The scourge of commercialization marked even the earliest days of these holidays. Anna Jarvis, who devoted much of her life to the founding of Mother’s Day at the beginning of the 20th century, began to see the monetization of the holiday just nine years after the first official “Mother’s Day.” Jarvis spent the remainder of her life railing against the thing that Mother’s Day had become, saying that she “wanted it to be a day of sentiment, not profit.” Sadly, her wishes were not granted. Mother’s Day is now the busiest day for flower deliveries and remains one of the most popular Hallmark holidays of the year.

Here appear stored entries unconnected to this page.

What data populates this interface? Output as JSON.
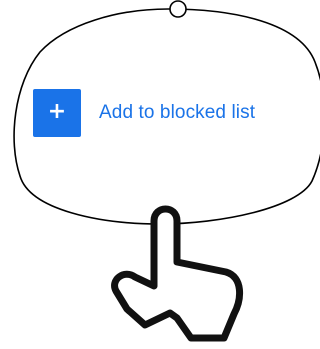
{
  "blocked_list": {
    "add_button_label": "Add to blocked list",
    "add_icon_glyph": "+",
    "icon_name": "plus-icon"
  },
  "annotation": {
    "highlight_shape": "rounded-capsule-outline",
    "pointer_icon": "hand-pointer-icon"
  },
  "colors": {
    "accent": "#1a73e8",
    "outline": "#000000",
    "background": "#ffffff"
  }
}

The crux of these holidays is that they are impossible to ignore. Try ignoring Valentine’s Day while in a relationship and see how quickly the angry texts begin to flow in. And just imagine your poor mother’s sadness if she didn’t get flowers on Mother’s Day. These holidays have been ingrained into American culture simply because they cannot be escaped and companies prey on the public’s inability to escape them.
People only celebrate these holidays in order to avoid giving offense to someone they care about. The effect of this is a day that is lackluster for both parties, with the subject’s expectations being set too high and those giving gifts feeling forced into it.
It is not that these holidays are necessarily bad or that their message is somehow damaging. Mothers deserve to be given breakfast in bed every single day of the year, not just on Mother’s Day. Relationships should be cherished and nourished whenever possible instead of just on Valentine’s Day. By prescribing a single day for appreciation, society preaches that the other days aren’t as important for relationships and that they can be neglected at will.
We need to take back gratefulness from the greeting card companies. Instead of waiting for Mother’s Day to buy your mom a card, make sure she knows how much she means to you every day. Instead of spending hundreds of dollars on one day in a relationship, do little things all the time to make sure your significant other know how much they mean to you.
It’ll take time to escape from the trap of the Hallmark Holidays. There will be tears, there will be fights, and there will be hollering. But in the end, we will all be better, and richer, for escaping their grasps.